J’aime tout avec les pastels. Ils répondent tout de suite mais à pas de velours, c’est profond comme la matière humaine, ça va dans l’entre deux et même plus loin, c’est très doux, je touche, ils me touchent, ils sont d’emblée comme un souvenir, ils sont fragiles, je comprends pas les règles, et ça me plait de les inventer. Et chaque fois, j’oublie ce que j’avais trouvé.

Quel rapport avec la comédie ? Ben, sincèrement, je n’en vois pas beaucoup.
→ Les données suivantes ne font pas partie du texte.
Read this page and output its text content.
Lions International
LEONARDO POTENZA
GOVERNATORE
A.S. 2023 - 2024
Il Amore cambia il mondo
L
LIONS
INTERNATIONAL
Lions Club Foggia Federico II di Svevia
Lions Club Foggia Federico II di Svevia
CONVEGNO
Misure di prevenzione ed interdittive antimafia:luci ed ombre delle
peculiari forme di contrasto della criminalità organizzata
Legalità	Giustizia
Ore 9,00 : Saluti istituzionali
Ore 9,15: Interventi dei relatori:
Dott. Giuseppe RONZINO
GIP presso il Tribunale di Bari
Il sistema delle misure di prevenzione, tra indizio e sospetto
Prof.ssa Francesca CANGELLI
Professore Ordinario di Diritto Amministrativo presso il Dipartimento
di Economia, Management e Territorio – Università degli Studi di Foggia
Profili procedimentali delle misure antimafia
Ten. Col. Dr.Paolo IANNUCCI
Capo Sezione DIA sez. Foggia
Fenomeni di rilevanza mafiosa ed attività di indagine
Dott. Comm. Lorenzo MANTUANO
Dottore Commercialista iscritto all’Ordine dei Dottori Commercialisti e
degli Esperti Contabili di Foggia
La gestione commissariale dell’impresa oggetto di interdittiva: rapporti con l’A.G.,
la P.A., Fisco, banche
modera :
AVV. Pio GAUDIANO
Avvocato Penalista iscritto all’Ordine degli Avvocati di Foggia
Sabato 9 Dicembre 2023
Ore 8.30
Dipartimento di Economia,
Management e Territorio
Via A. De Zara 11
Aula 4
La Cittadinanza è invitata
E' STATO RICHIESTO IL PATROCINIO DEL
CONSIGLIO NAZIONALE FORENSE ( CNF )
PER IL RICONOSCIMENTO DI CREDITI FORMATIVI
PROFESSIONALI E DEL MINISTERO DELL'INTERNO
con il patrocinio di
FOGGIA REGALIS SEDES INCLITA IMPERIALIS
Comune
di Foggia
Sauf que jouer, contrairement aux apparences, est une activité assez éloignée du mensonge, assez proche de la spéléologie finalement ; on entre dans la peau des autres, on sait très bien que parler ne veut presque rien dire, alors on va derrière, on se défait d’un savoir pour être bons compagnons, on endosse des secrets, on rit, on pleure. On est des tuyaux par lesquels les autres passent.

Donc oui, ça a à voir.

Bien sûr, ma description du métier est très idyllique. Dans la réalité, c’est plus rude. Tant de bêtises, tant de folie, tant de foutaises et de jeux en spirales qui gâchent la beauté.

Alors je m’en vais un peu plus loin, et je dessine.